In a February 2020 Ontario case, the Ontario Labour Relations Board (the Board) was tasked with determining whether Foodora (an app-based food delivery service) workers were true employees, with the right to unionise, or independent contractors, as the company claimed. The Board held that “the courier is a mere cog in the wheel that is powered by Foodora," that workers could not sell their services directly but instead must use the tools provided by the employer (ie, the app) and were required to adhere to a complex system of employment-like rewards and penalties, dismissing the employer's arguments that the workers should be considered independent contractors. After a thorough examination of various aspects of the relationship, including ownership of tools, economic independence, extent of integration and evidence of entrepreneurial activity, the Board ultimately determined that Foodora workers are, in fact, dependent contractors, an interim status between employee and independent contractor. This is significant because under applicable labour relations legislation, “employees” include dependent contractors, thus providing Foodora workers with the opportunity to unionise.
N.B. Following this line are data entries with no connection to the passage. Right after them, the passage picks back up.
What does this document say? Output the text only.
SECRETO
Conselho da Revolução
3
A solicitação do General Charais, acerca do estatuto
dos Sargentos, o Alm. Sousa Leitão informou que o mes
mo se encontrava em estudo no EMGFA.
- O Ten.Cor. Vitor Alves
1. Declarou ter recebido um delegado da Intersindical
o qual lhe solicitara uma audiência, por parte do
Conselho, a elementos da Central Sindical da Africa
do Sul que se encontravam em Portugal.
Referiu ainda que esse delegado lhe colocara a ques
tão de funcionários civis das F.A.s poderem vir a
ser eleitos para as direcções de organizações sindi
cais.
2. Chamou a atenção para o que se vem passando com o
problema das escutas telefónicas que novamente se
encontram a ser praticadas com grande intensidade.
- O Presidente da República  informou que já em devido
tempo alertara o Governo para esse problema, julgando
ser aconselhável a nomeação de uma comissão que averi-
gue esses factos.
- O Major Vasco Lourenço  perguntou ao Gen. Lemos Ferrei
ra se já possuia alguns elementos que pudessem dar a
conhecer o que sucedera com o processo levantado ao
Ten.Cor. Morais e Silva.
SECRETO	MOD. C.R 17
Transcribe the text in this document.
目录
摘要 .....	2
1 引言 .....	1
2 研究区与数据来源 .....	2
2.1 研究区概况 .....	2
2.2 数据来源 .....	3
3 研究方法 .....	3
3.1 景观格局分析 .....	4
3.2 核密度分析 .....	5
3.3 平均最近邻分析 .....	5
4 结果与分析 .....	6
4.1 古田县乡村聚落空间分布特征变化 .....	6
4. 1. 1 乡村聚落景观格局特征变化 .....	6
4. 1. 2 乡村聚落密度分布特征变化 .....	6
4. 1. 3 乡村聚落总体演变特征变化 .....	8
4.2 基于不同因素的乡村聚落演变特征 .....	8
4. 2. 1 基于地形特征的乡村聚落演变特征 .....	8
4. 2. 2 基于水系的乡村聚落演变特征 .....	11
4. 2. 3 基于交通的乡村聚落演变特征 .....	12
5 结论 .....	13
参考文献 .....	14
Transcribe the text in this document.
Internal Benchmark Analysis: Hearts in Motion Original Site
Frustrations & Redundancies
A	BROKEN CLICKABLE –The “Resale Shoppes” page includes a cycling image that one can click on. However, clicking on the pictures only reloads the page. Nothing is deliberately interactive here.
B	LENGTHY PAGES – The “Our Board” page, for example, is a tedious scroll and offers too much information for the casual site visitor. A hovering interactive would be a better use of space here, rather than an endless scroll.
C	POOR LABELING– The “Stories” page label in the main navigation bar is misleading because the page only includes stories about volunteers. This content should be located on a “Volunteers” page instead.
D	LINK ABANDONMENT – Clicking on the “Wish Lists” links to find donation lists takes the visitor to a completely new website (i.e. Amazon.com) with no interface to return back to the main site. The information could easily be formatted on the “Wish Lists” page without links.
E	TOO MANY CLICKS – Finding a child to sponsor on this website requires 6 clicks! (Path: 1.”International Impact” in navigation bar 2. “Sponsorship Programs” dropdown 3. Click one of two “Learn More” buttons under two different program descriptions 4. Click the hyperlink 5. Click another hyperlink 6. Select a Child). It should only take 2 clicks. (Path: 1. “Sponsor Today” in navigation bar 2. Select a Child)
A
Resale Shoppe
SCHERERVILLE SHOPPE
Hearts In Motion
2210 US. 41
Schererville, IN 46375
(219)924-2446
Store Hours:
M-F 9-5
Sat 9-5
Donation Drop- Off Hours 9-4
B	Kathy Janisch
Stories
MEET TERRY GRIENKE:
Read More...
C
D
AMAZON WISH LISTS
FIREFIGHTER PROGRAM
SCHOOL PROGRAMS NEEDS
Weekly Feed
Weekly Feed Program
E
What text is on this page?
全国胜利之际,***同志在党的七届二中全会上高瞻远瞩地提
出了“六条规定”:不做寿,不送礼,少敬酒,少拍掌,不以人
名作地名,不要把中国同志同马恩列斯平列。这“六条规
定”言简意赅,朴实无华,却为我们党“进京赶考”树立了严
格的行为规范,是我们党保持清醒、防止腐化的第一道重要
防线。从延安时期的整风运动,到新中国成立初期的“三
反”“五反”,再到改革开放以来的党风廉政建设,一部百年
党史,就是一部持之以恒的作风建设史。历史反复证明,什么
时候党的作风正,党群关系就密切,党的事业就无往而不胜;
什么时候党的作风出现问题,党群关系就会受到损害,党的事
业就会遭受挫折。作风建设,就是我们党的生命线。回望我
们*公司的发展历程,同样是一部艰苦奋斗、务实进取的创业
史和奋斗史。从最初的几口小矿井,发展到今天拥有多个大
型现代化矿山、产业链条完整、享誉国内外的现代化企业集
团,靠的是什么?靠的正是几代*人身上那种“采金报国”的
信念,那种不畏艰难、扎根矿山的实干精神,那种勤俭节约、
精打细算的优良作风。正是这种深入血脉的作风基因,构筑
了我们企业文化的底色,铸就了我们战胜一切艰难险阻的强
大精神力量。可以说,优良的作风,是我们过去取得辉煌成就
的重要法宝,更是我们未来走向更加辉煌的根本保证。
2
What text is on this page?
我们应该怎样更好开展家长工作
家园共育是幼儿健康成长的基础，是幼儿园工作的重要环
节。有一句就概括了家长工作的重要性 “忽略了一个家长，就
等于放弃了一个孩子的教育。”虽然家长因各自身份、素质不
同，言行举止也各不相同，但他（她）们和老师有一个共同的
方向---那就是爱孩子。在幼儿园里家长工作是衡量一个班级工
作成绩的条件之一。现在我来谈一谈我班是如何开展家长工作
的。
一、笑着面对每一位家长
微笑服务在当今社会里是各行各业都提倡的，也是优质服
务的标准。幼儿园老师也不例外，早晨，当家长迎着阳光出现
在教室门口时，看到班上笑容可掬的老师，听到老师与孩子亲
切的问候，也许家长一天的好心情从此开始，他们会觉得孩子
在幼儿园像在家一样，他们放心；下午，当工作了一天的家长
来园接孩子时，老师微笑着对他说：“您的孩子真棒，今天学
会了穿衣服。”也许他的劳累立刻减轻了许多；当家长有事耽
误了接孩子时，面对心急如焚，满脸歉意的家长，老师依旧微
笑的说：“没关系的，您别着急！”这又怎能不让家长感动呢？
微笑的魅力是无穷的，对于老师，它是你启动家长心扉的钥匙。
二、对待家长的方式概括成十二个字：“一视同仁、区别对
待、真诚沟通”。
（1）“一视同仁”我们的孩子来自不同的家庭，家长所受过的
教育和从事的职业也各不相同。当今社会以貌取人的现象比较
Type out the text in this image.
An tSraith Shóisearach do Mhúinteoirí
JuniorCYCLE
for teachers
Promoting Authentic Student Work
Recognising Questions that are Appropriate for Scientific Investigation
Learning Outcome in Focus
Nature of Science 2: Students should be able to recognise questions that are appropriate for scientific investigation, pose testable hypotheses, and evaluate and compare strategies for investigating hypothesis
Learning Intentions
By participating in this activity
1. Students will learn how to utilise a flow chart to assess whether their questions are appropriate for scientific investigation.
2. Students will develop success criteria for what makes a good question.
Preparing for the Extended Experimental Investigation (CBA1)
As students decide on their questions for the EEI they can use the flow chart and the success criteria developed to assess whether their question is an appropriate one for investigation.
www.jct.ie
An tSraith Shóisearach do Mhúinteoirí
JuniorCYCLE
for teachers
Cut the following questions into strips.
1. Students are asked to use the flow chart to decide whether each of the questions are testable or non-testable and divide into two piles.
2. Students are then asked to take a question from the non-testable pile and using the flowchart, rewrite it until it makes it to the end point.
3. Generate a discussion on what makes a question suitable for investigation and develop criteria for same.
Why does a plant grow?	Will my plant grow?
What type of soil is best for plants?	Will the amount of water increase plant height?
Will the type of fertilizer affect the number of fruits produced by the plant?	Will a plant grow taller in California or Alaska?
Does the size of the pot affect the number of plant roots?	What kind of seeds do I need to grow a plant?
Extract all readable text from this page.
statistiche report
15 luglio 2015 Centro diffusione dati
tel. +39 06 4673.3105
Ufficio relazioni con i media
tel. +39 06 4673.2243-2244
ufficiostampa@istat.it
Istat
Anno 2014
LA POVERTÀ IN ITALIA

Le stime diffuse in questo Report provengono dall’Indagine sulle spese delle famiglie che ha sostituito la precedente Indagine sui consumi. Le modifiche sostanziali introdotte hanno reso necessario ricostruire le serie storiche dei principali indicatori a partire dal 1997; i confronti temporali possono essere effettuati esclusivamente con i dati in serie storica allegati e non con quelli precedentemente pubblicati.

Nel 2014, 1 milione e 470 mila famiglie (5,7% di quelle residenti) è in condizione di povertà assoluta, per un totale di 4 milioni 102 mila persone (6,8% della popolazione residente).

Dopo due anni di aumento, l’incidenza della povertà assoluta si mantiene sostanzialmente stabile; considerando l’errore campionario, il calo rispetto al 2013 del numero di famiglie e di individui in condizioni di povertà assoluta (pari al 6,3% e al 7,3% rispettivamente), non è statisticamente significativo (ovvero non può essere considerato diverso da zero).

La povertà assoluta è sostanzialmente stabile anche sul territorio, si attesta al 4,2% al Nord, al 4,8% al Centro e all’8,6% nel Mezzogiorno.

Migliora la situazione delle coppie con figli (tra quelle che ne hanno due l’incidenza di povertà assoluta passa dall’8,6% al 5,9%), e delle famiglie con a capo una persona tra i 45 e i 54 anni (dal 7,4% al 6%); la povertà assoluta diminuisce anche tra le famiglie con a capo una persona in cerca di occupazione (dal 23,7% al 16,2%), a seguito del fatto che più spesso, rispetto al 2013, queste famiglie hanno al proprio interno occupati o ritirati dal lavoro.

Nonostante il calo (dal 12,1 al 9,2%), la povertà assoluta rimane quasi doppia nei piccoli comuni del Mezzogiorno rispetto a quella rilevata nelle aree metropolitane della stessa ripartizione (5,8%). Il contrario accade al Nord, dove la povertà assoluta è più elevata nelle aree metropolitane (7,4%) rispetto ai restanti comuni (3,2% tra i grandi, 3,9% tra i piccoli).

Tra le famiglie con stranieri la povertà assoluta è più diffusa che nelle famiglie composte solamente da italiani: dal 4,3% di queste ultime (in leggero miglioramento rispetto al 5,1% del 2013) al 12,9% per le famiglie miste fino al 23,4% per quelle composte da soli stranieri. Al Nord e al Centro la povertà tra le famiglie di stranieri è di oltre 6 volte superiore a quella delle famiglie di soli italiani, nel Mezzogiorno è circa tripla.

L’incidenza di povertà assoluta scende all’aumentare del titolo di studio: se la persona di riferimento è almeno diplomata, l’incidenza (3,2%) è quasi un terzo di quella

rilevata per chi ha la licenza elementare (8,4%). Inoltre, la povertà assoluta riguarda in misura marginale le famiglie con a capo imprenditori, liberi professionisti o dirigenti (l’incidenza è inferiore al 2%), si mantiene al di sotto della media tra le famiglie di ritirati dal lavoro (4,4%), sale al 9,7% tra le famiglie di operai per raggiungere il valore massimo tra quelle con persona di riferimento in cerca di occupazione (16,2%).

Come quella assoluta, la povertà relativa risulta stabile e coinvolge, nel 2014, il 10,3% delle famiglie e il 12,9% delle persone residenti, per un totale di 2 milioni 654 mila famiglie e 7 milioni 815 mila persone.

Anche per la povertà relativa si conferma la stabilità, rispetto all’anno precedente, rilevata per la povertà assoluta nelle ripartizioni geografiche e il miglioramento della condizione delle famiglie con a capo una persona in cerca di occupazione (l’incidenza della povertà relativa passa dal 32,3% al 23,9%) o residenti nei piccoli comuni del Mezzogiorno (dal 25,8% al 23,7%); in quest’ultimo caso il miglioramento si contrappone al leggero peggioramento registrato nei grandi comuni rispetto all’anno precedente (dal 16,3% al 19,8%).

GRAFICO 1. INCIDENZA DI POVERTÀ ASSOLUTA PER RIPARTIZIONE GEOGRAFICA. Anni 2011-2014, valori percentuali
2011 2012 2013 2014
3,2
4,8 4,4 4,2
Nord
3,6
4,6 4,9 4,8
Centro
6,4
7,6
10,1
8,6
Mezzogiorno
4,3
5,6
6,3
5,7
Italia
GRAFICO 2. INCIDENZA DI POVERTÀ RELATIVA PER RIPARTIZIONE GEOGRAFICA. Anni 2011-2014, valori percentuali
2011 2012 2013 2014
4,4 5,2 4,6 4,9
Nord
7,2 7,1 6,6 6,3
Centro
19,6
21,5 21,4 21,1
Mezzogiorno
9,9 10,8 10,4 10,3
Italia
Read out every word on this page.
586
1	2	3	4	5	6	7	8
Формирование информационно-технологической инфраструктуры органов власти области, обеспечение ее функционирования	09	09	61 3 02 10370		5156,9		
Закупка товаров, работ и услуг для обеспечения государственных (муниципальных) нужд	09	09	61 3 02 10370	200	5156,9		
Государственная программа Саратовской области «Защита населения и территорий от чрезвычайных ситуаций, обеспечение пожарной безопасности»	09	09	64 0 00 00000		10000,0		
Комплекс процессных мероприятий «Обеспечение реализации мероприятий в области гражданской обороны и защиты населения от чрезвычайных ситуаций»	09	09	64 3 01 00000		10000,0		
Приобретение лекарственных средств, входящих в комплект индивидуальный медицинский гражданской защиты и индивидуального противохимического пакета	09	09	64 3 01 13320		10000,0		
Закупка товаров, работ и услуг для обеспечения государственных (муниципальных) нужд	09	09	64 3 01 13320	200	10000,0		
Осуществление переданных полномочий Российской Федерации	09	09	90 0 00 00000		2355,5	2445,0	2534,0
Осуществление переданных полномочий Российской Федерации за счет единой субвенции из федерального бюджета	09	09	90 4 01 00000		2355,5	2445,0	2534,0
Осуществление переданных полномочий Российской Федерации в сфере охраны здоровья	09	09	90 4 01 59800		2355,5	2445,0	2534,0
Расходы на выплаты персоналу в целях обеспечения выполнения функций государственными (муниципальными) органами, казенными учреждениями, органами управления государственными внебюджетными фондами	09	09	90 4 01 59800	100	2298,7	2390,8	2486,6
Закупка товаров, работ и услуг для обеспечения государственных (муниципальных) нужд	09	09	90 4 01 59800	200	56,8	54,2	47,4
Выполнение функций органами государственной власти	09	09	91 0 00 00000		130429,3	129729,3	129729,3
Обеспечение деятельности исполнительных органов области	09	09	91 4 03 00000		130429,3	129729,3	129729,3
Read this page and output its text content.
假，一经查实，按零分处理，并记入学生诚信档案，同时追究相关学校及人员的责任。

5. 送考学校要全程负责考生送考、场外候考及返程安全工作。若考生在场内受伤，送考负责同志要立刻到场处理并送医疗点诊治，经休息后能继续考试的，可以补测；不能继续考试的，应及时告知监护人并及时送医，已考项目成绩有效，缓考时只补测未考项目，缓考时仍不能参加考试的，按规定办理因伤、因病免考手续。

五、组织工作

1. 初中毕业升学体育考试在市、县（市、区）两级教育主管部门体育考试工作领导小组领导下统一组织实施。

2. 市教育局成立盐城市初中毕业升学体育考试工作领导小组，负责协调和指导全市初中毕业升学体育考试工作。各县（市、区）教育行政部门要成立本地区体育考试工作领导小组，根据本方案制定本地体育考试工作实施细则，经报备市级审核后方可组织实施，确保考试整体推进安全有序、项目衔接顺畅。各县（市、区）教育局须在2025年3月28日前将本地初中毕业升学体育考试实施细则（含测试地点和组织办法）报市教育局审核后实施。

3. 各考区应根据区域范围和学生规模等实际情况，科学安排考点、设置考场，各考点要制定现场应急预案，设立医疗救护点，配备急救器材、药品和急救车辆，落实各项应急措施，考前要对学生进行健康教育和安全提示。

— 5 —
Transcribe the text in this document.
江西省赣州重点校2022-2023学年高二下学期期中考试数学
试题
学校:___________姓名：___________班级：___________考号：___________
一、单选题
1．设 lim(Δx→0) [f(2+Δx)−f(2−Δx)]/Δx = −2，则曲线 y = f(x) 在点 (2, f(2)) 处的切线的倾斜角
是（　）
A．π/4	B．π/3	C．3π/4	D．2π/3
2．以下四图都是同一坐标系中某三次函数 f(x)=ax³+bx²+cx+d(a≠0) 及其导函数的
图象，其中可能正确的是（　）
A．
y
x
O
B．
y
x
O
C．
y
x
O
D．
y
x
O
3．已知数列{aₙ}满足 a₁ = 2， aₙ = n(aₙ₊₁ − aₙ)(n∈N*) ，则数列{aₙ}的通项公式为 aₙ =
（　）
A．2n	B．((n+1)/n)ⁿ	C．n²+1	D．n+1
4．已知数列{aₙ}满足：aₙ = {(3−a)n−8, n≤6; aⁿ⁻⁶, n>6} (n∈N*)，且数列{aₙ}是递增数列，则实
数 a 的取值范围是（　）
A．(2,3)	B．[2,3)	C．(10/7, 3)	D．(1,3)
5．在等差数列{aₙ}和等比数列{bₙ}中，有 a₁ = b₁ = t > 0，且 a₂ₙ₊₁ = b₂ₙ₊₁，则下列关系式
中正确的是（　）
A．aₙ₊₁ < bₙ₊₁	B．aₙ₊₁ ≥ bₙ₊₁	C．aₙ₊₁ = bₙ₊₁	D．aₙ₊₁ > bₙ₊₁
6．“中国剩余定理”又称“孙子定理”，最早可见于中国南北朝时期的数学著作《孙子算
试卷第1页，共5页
Similarly, in June 2020, the Supreme Court of Canada released its decision in Uber Technologies Inc. v. Heller (Uber). In this judgment, the Court declined to enforce what it determined was an unconscionable mandatory private arbitration clause in Mr Heller’s standard form drivers’ service agreement with Uber. While the status of Mr Heller (and other drivers in the proposed class action) as “employees” of Uber is not yet decided, the impact of the decision is to signal to employers that bargains struck by employers and employees at the time of hiring will not be enforced if they fail to take into account the inequality of bargaining power between those contracting parties, particularly where those agreements are "standard form" and contain no readily accessible enforcement mechanism. In coming to its ruling, the Court considered both freedom of contract on the one hand, and the “significant gulf” in bargaining power between employer and employee on the other. This decision removes one more barrier to certification, but Mr Heller will still have to meet a multi-part test to certify his class action against Uber, and if so certified, Mr Heller must then prove both that he and his fellow class action members are “employees” within the meaning of applicable employment standards legislation, and that the class members should be paid various employee entitlements, such as unpaid wages or vacation.
The Uber decision continues the trend toward aggregate claims and enforcement mechanisms available in class action lawsuits for employees in various industries. For example, in March 2020, an Ontario court found CIBC liable in a class action lawsuit by its current and former employees for unpaid overtime. The action spanned over a decade from its commencement in 2007 with a class of 31,000 current and former bank employees alleging that CIBC’s overtime and record-keeping policies, specifically requiring pre-approval for payment of overtime hours, violated the Canada Labour Code protections for these employees and resulted in uncompensated overtime hours. It is not unreasonable to expect that, as the effects of salary reductions, layoffs and other COVID-19-related employment consequences are felt by workers across Canada, we may see an increase in class action lawsuits against employers for lost wages, termination pay and other liabilities.